Kisah batu kuyung merupakan contoh cerpen legenda yang berasal dari Bengkulu. Kisah rakyat ini sangat menarik untuk disimak. Pesan moral yang terdapat didalamnya justru bukan ditujukan untuk anak-anak namun ditujukan untuk orang tua agar bisa memberikan perhatian dan kasih sayang kepada putra putrinya. Berikan kasih sayang semaksimal mungkin karena waktu tidak dapat diulang kembali, jika sudah terjadi penyesalan seperti apapun tidak akan ada gunanya. Untuk cerita rakyat lainnya silahkan baca artikel kami sebelumnya Kumpulan Kisah Legenda : Bujang Awang Tabuang.
Contoh Cerpen Legenda : Cerita Rakyat Batu Kuyung
Hiduplah sepasang suami istri di dusun Tanjung meranti pada zaman dahulu. Mata pencaharian keduanya adalah bertani dan juga mencari ikan. Suami istri itu telah dikaruniai dua orang anak. Anak sulung mereka laki-laki bernama Dimun dan anak bungsu mereka perempuan bernama Meterei.
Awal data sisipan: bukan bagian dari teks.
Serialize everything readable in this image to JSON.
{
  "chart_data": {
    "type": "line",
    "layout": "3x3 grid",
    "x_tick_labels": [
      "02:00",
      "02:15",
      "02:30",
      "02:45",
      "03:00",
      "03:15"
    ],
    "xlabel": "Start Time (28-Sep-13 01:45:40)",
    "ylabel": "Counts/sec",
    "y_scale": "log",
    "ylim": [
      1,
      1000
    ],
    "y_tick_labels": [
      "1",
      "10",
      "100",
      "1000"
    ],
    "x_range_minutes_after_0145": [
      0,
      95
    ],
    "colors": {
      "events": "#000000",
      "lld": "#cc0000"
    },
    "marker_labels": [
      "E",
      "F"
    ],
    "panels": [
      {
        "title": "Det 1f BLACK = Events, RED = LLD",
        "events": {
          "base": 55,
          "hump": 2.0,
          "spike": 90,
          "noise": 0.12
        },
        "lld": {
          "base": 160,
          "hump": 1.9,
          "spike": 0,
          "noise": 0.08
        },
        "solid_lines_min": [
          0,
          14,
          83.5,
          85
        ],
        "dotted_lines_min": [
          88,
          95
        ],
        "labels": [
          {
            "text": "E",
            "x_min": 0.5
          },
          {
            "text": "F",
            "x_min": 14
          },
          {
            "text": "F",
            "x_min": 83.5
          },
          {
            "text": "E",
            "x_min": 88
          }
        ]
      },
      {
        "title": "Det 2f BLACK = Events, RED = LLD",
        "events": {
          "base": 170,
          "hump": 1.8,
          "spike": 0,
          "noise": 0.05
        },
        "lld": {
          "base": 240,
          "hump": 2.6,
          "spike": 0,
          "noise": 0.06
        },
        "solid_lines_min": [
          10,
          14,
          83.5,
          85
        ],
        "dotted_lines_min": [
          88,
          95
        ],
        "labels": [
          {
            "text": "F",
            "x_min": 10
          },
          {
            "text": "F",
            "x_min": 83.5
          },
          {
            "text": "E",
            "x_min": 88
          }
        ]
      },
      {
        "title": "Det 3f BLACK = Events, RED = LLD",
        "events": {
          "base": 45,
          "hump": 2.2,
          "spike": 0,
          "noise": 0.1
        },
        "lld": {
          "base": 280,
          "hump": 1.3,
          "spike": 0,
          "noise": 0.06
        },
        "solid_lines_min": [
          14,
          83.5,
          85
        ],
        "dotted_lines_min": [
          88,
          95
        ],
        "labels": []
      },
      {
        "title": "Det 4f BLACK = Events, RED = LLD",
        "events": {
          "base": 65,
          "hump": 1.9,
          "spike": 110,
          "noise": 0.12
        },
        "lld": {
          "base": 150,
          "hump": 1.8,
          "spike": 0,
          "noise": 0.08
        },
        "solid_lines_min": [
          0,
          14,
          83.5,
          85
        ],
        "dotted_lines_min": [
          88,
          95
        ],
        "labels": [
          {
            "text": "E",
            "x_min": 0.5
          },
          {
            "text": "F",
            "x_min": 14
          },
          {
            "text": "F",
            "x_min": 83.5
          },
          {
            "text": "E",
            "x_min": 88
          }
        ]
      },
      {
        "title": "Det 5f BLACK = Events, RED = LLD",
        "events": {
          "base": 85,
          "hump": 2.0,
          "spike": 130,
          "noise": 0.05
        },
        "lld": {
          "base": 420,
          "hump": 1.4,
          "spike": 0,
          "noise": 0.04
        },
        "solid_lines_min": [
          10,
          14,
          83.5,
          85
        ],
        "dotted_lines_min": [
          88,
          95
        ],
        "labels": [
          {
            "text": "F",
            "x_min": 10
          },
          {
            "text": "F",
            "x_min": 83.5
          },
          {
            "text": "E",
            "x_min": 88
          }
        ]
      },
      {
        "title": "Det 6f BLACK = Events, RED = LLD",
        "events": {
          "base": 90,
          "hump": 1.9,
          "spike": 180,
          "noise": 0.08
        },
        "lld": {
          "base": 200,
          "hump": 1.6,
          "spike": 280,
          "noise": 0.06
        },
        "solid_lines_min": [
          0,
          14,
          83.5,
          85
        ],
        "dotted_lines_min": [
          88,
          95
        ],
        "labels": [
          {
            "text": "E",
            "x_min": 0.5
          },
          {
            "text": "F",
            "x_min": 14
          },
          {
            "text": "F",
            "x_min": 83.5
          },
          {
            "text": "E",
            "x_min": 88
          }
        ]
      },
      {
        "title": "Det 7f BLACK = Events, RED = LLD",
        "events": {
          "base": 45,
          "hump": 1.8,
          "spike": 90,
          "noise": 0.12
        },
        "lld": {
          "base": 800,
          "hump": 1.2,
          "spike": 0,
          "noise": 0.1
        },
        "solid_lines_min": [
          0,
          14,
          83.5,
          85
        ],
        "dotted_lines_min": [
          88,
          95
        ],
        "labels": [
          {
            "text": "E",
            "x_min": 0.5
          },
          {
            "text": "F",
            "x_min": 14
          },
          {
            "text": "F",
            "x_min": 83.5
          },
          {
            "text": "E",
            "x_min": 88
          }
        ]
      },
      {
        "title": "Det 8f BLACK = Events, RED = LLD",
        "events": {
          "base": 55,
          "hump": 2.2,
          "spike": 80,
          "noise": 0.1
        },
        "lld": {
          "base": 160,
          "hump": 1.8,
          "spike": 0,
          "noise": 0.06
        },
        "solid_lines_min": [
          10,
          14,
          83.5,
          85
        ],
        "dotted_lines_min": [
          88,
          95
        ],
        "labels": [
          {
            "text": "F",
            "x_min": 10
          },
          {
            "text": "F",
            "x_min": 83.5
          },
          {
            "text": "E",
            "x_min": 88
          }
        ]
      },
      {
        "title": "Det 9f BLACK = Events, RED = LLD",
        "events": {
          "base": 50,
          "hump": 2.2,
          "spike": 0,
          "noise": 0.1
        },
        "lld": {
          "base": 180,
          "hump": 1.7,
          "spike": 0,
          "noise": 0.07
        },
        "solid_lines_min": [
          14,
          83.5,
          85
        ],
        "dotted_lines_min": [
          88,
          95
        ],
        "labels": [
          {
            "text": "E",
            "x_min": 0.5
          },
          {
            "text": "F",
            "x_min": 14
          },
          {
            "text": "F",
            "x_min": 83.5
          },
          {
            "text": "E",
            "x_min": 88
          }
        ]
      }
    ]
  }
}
Suami istri itu sangat sibuk bekerja. Pagi-pagi mereka telah menuju sungai untuk mengambil bubu yang telah mereka pasang malam sebelumnya. Ikan yang mereka dapatkan akan segera dimasak sang ibu. Sementara sang ayah akan segera ke sawah dan ladang. Sepulang dari bertani, sang ayah masih juga bekerja. Dengan dibantu istrinya, sang ayah akan membuat aneka kerajinan dari bambu. Keduanya membuat bubu, beronang (Sejenis keranjang yang dibawa di belakang tubuh di mana talinya diikatkan ke kepala), dan juga bakul. Hasil kerajinan tangan itu mereka jual di pasar.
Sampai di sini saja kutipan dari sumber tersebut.